Moerasssystemen worden al over de hele wereld voor veel verschillende toepassingen
gebruikt. Van een zo goedkoop mogelijke behandeling van ruw afvalwater bij enkele huizen
tot nabehandeling van effluent. De schaal is van klein tot groot, er zijn zelfs
moerassystemen, waarin het afvalwater van honderdduizenden inwonerequivqlenten behandeld
wordt. Het grootste moerassysteem, dat voor dergelijke doeleinden gebruikt wordt is het
Kis-Balaton project in Hongarije, 1800 ha, in gebruik sinds 1985. Kadlec en Knight [7]

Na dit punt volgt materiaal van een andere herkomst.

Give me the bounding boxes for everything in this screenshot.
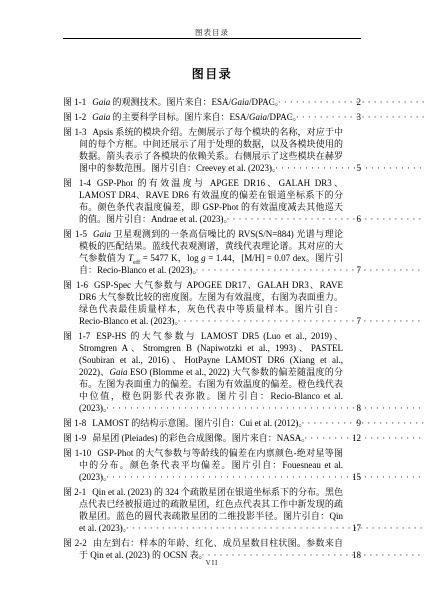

geven een goede samenvatting van de kennis over moerassystemen. Op een symposium in Wenen
in 1996 [8] werd een overzicht van de stand van zaken gegeven.
De moerassystemen worden vaak toegepast in droge gebieden om water te kunnen hergebruiken
of als aanvulling van grondwater. Het afvalwater van Muscat, de hoofdstad van Oman, loopt
na passage van een rwzi en een stelsel van vijvers de grond in voor aanvulling van het
grondwater. Het afvalwater van een deel van Kaapstad wordt nabehandeld in een stelsel van
vijvers. In Kommetjie, ten zuiden van Kaapstad, wordt het afvalwater behandeld in een vrij
slecht functionerende oxydatiesloot van het type carrousel, gevolgd door vier vijvers. In
de eerste vijver lag veel slib op het water, in de laatste vijver waren veel waterplanten.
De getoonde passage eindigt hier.